While Jerry Sr. was here, we took him on two different hikes which he later said he really enjoyed. Jerry and I strongly believe that time in nature can help everyone in any situation (and while we know it’s not going to magically cure him of the difficulty he’s having), positive self care outlets are crucial to healing while grieving.
After our day hikes, in the late afternoon and evenings, I would cook for us all and clean up while Jerry and his dad had many heart to hearts about how they’re feeling and coping now without her here.
I grieve because Bridget was always so welcoming, loving and supportive (she always had been from the first time she met me almost 12 years ago). Also, she herself had a strong willed child (Jerry) and I felt like she was the only person who truly understood how Connor was as an infant and little kid because his father was very similar to him.

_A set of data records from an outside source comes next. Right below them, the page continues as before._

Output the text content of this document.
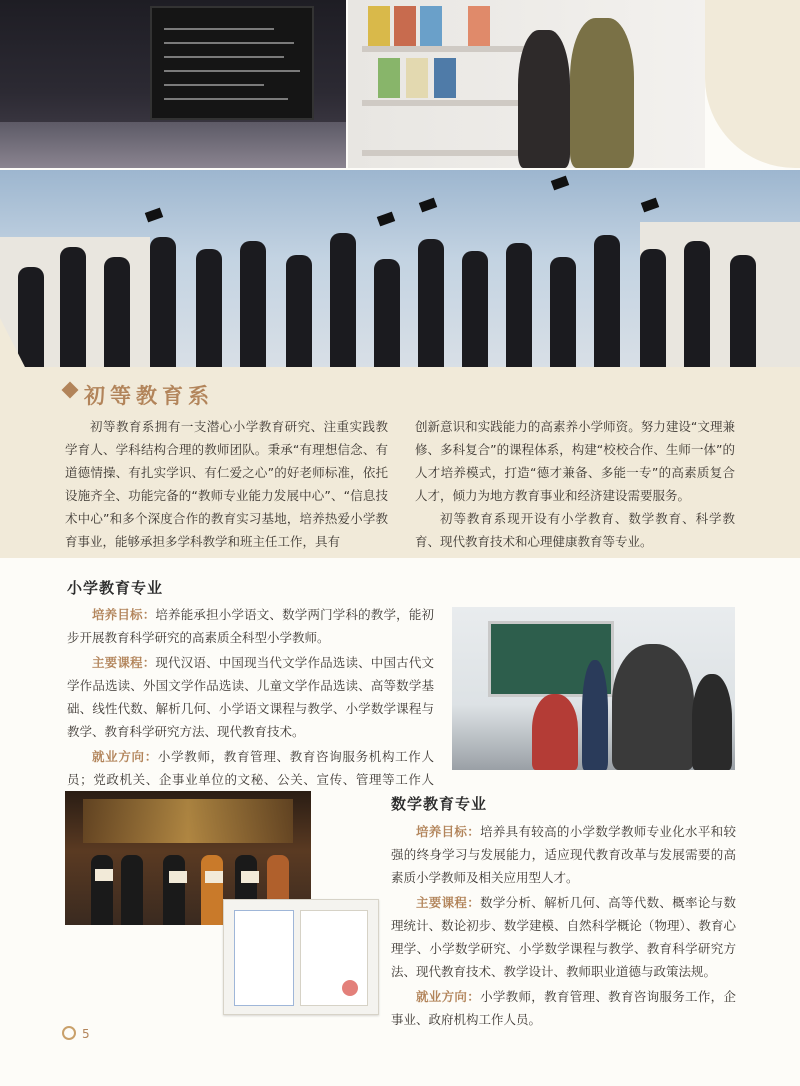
初等教育系

初等教育系拥有一支潜心小学教育研究、注重实践教学育人、学科结构合理的教师团队。秉承“有理想信念、有道德情操、有扎实学识、有仁爱之心”的好老师标准，依托设施齐全、功能完备的“教师专业能力发展中心”、“信息技术中心”和多个深度合作的教育实习基地，培养热爱小学教育事业，能够承担多学科教学和班主任工作，具有

创新意识和实践能力的高素养小学师资。努力建设“文理兼修、多科复合”的课程体系，构建“校校合作、生师一体”的人才培养模式，打造“德才兼备、多能一专”的高素质复合人才，倾力为地方教育事业和经济建设需要服务。

初等教育系现开设有小学教育、数学教育、科学教育、现代教育技术和心理健康教育等专业。

小学教育专业

培养目标：培养能承担小学语文、数学两门学科的教学，能初步开展教育科学研究的高素质全科型小学教师。

主要课程：现代汉语、中国现当代文学作品选读、中国古代文学作品选读、外国文学作品选读、儿童文学作品选读、高等数学基础、线性代数、解析几何、小学语文课程与教学、小学数学课程与教学、教育科学研究方法、现代教育技术。

就业方向：小学教师，教育管理、教育咨询服务机构工作人员；党政机关、企事业单位的文秘、公关、宣传、管理等工作人

数学教育专业

培养目标：培养具有较高的小学数学教师专业化水平和较强的终身学习与发展能力，适应现代教育改革与发展需要的高素质小学教师及相关应用型人才。

主要课程：数学分析、解析几何、高等代数、概率论与数理统计、数论初步、数学建模、自然科学概论（物理）、教育心理学、小学数学研究、小学数学课程与教学、教育科学研究方法、现代教育技术、教学设计、教师职业道德与政策法规。

就业方向：小学教师，教育管理、教育咨询服务工作，企事业、政府机构工作人员。

5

It was comforting to hear her stories about Jerry growing up; I knew I wasn’t alone and that it will pass and he’ll be just as wonderful as his father.
I always thanked Bridget for raising Jerry to be the husband and father he is today because of the values she instilled in him at a young age. I am so grateful I was able to tell her that when I had the chances. A couple weeks before she died, we had spoken on the phone and talked about helping them as they got older if they needed it (which always surprised her when we said that). She would say, “Thank you, Heather, you don’t see too many daughter in laws who would do that!” We are just so heartbroken that we won’t get to spend more time with her but we will hold onto the memories we do have. And we will always share stories and photos with Connor so that he can remember her, too.